Momentaufnahme aus den Rebhängen
Keine Frostprobleme. Keine Hagelschäden. Genug Wasser und jetzt reichlich Sonne. Nur Gutes berichten der Chef der Weinmanufaktur Weingarten Frank Gauss und sein Kellermeister Volker Hartmann über das Frühjahr 2021 und den Stand der Reben Mitte Juni. „2021 gab es schon deutlich mehr Niederschläge als bis zur selben Zeit im vergangenen Jahr. Die Reben wachsen enorm“, sagt Hartmann. „Wenn alles so bleibt, bekommen wir einen guten, normalen Herbst“. Das Jahr 2020 sowie die beiden Sommer davor seien eindeutig zu trocken gewesen.
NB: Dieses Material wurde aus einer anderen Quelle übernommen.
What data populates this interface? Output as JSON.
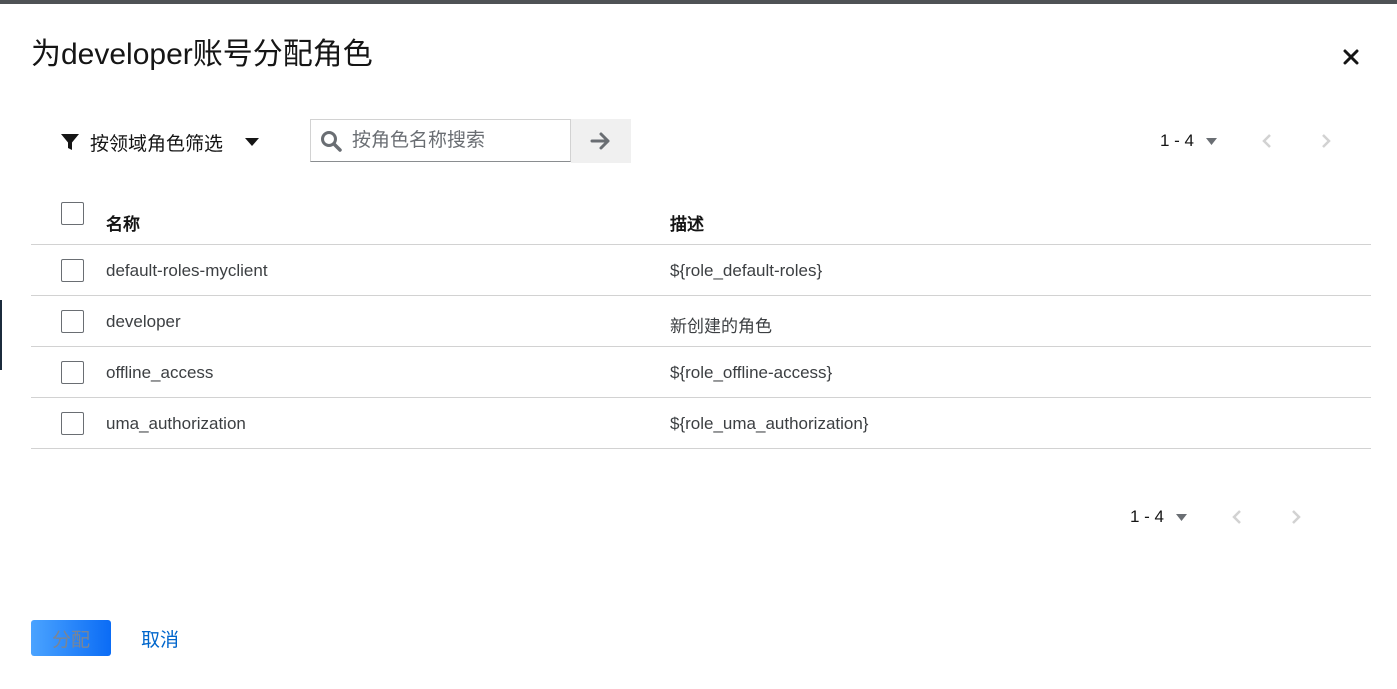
{
  "dialog": {
    "title": "为developer账号分配角色"
  },
  "toolbar": {
    "filter_label": "按领域角色筛选",
    "search_placeholder": "按角色名称搜索"
  },
  "pagination": {
    "range": "1 - 4"
  },
  "table": {
    "columns": [
      "名称",
      "描述"
    ],
    "rows": [
      {
        "name": "default-roles-myclient",
        "description": "${role_default-roles}"
      },
      {
        "name": "developer",
        "description": "新创建的角色"
      },
      {
        "name": "offline_access",
        "description": "${role_offline-access}"
      },
      {
        "name": "uma_authorization",
        "description": "${role_uma_authorization}"
      }
    ]
  },
  "footer": {
    "assign_label": "分配",
    "cancel_label": "取消"
  },
  "icons": {
    "close": "close-icon",
    "filter": "filter-icon",
    "search": "search-icon",
    "arrow": "arrow-right-icon",
    "caret": "caret-down-icon",
    "prev": "chevron-left-icon",
    "next": "chevron-right-icon"
  },
  "colors": {
    "primary": "#0066cc",
    "border": "#d2d2d2",
    "disabled_icon": "#d2d2d2"
  }
}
Das habe den Trauben zwar sehr hohe Öchsle-Grade beschert, aber auch Einbußen an der Ertragsmenge. Der Saft verdunstete in der prallen Hitze und die Trauben wurden immer leichter.
Trendwandel im Anspruchsprofil
„Öchslegrade interessieren heute nicht mehr so wie früher“, sagt Gauss. Öchsle bezeichnen den Zuckergehalt im Traubensaft und sind zwar immer noch die Maßeinheit für die Qualität der Trauben, nach der die Winzer bezahlt werden, aber das Anspruchsprofil des modernen Weinbaus hat sich geändert. Süße, alkoholreiche Weine finden kaum noch Abnehmer. Die Weinmanufaktur arbeitet – seit vielen Jahren schon – an Weinen, in denen man den Mineralgehalt des Muschelkalks ihrer Heimatböden schmecken kann. Ein ausgewogenes Säurespiel macht ihre Erzeugnisse spritzig-frisch mit feinen Fruchtaromen. Alternativ ergänzt seit einigen Jahren eine andere Geschmackslinie das Portfolio: Feinherb. „Feinherb wird zunehmend nachgefragt“, berichtet Gauss. Das spreche die Weintrinker an, die einen Bereich zwischen trocken und halbtrocken schätzen. Die Rebblüte ist gerade vorbei, aus den Gescheinen entwickeln sich die späteren Beeren. „Jetzt ist die wichtigste Zeit für den Pflanzenschutz“, erklärt Hartmann. „Oidium und Peronospora (Echter und Falscher Mehltau) dürfen jetzt gar nicht erst entstehen.“ Die beiden Winzer betrachten die prachtvolle Rebzeile vor dem Haus, die die Mitglieder des Volkshochschulkurses gepflanzt haben. Dieser Kurs mit acht Unterrichtseinheiten gibt seit Jahren angehenden Hobbywinzern das Rüstzeug, um sich in der nicht ganz einfachen Materie des Weinbaus zurecht zu finden. Die zehn Rebstöcke sind Beispiele für alle Sorten, die die Weinmanufaktur im Angebot hat, darunter den Auxerrois.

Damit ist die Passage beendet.